Per-brand access scoping
The default is "see everything." That's correct for an in-house team running its own product. For an agency, it's almost never what you want — a contractor brought on for two specific accounts shouldn't see the other thirteen, and the senior teammate handling enterprise clients probably shouldn't have read access to the SMB book.
From the team page, edit a member and toggle Restrict brand access. You'll see every brand on the team; for each one, mark View only, Can edit, or leave it off (no access). A restricted member also can't create new brands — the create flow is hidden.

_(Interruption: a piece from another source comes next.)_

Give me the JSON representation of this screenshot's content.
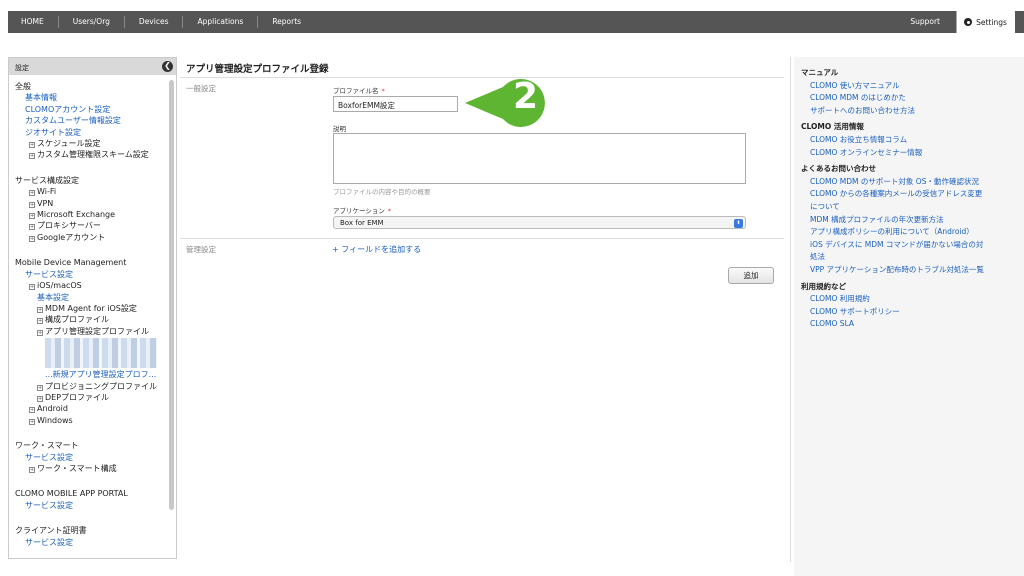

Restrictions are enforced by row-level security, not just the UI. A restricted member can't reach a brand they don't have access to even by typing the URL.
Day-to-day operations
The team page handles the things that come up: change a member's role (owner only), remove a member, revoke a pending invite, leave the team (non-owners). Every change writes to an activity log so you have an audit trail when something's contested.
Billing access is a separate flag (off by default) that the owner can grant to any Admin. It controls whether they can see the billing page and update payment methods. Useful when finance owns the card.
Plan access
| Plan | Team Management |
|---|---|
| Free | Single user only |
| Growth | Single user only |
| Scale | Full team management, brand-access scoping, agency mode |
| Enterprise | Same as Scale, higher seat counts |
Common questions
Can a single account be on multiple teams?
No. A user is on one team at a time. To move someone, they leave the current team and accept an invite to the new one. The same person can be a client portal user across many brands on different teams — that's a separate identity.
Do client portal users count against my seat count?
No. Client portal users are governed by the white-label entitlement, not the team seat limit. You typically run far more clients than teammates.
What happens to a member's brand restrictions when I promote them to Admin?
The restrictions stay. Role and brand-access scoping are independent levers — an Admin with restricted access is still restricted to the brands you granted, just with Admin powers within them.
How do I make someone a billing manager without making them Owner?
Promote them to Admin first, then flip the "Manage billing" toggle on their member row. Admins don't get billing access by default — it's an explicit grant.
A teammate sees brands they shouldn't. What did I miss?
Three things to check, in order: (1) is "Restrict brand access" actually toggled on for them? Without that flag, they see everything. (2) Are the unexpected brands on a different team? They can't be — team membership is the outer boundary. (3) Were they also invited to a client portal group containing those brands? Group access is additive.